ECE2023 Poster Presentations Thyroid (163 abstracts)
Hospital Fernando Fonseca, Amadora, Portugal
Background: Basal tumor markers are valuable in preoperative evaluation of medullary thyroid carcinoma (Calcitonin and CEA), but are insensitive and nonspecific for papilary thyroid cancer (thyroglobulin). Even if their utility is questionable or not recomended in the evaluation of thyroid nodules, in some cases refered to endocrinology department they are available and can be misleading. We present two cases of thyroid nodules with very high preoperative tumor markers.
Case 1: A 67-years old man, with history of hepatocellular carcinoma, had a markedly elevated CEA (188ng/ml; reference range <6.5ng/ml), without an evident diagnose. The calcitonin was measured and the result was 8024ng/l (<14,3ng/l). The patient was referred to endocrinology department to further investigation. The thyroid ultrassonography showed a nodule in the right lobe with 77x52x38mm predominantly solid, mildly hypoechogenic. Fine-needle aspiration was benign, immunohistochemical staining of calcitonin and CEA negative, with high calcitonin in the washout fluid (827ng/l), but incomparably lower than serum. Due to discrepancy in the results a 68Ga-DOTANOC PET was performed with high thyroid nodule uptake (SUVmax 12.6). No locoregional lymph node or distant metastasis were identified in the CT/ultrasonography. A total thyroidectomy was performed, with histological result of medullary thyroid cancer. The calcitonin 6 monts after surgery is 2.6ng/l.

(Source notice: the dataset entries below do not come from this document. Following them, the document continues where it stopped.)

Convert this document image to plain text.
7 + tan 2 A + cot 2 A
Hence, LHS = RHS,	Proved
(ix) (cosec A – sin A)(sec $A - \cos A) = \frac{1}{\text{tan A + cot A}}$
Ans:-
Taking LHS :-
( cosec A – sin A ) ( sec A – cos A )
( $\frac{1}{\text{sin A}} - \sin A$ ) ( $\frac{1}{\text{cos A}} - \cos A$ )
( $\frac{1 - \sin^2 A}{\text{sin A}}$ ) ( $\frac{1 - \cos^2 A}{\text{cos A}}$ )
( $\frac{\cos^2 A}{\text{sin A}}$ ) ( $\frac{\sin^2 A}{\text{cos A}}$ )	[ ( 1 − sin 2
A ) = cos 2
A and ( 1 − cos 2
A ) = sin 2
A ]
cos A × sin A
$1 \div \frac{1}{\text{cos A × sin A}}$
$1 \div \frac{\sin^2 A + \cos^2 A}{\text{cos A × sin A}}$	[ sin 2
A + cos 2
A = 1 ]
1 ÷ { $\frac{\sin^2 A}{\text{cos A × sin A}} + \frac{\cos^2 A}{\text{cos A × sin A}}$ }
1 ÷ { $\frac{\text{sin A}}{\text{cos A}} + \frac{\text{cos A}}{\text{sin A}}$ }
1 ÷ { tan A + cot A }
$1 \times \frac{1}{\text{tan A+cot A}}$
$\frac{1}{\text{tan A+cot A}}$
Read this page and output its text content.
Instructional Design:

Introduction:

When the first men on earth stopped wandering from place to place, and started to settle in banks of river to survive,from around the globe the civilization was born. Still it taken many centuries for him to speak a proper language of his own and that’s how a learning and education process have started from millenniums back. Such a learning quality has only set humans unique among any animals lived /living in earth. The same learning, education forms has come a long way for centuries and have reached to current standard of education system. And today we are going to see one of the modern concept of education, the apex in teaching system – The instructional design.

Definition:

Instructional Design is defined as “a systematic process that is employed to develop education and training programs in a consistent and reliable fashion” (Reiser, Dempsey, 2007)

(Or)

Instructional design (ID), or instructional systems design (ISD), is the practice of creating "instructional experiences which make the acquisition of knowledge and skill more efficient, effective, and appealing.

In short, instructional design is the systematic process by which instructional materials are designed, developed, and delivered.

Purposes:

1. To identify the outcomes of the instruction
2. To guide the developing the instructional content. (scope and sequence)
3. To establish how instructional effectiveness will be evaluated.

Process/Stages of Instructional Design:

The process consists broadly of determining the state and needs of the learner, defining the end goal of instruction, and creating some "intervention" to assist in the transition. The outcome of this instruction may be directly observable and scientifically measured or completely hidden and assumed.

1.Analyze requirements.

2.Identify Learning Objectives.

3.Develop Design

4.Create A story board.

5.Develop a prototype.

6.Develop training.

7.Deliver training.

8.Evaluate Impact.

Case 2: A 48-years old women presented with a hypertensive crisis with aortic dissecation. Bone metastatis were incidentally found in CT, mainly in iliac, sternum and spine. Due to non evident primary tumor, a FDG-PET was performed with abnormal uptake in a thyroid nodule (SUVmax 26), bone lesions and also in parotid gland. Thyroid function and serum thyroglobulin (Tg) levels were prescribed and the patient was referred to endocrinology department. The thyroid ultrassonography showed a 30x26x47mm predominantly solid, mildly hypoechogenic, without any suspicious lymph node. Fine-needle aspiration was non-diagnostic. Thyroid function was normal (TSH 2,17mUI/l), but Tg levels were very high (15362 mg/l; reference <77 mg/l). The bone lesions biopsy was compatible with adenocarcinoma, without expression of TTF1, PAX8 or Tg. The patient died due to disseminated intravascular coagulation, and primary tumor was not found in autopsy.
Discussion: Thyroid tumor markers are helpful in postoperative evaluation. Calcitonin is an important marker preoperatively in medullary thyroid carcinoma. However, a very high level as presented in our case isnt pathognomonic of distant metastasis. Preoperative serum Tg levels are nonspecific and can be misleading in cases of distant metastasis without evident primary tumor, as presented in our second case.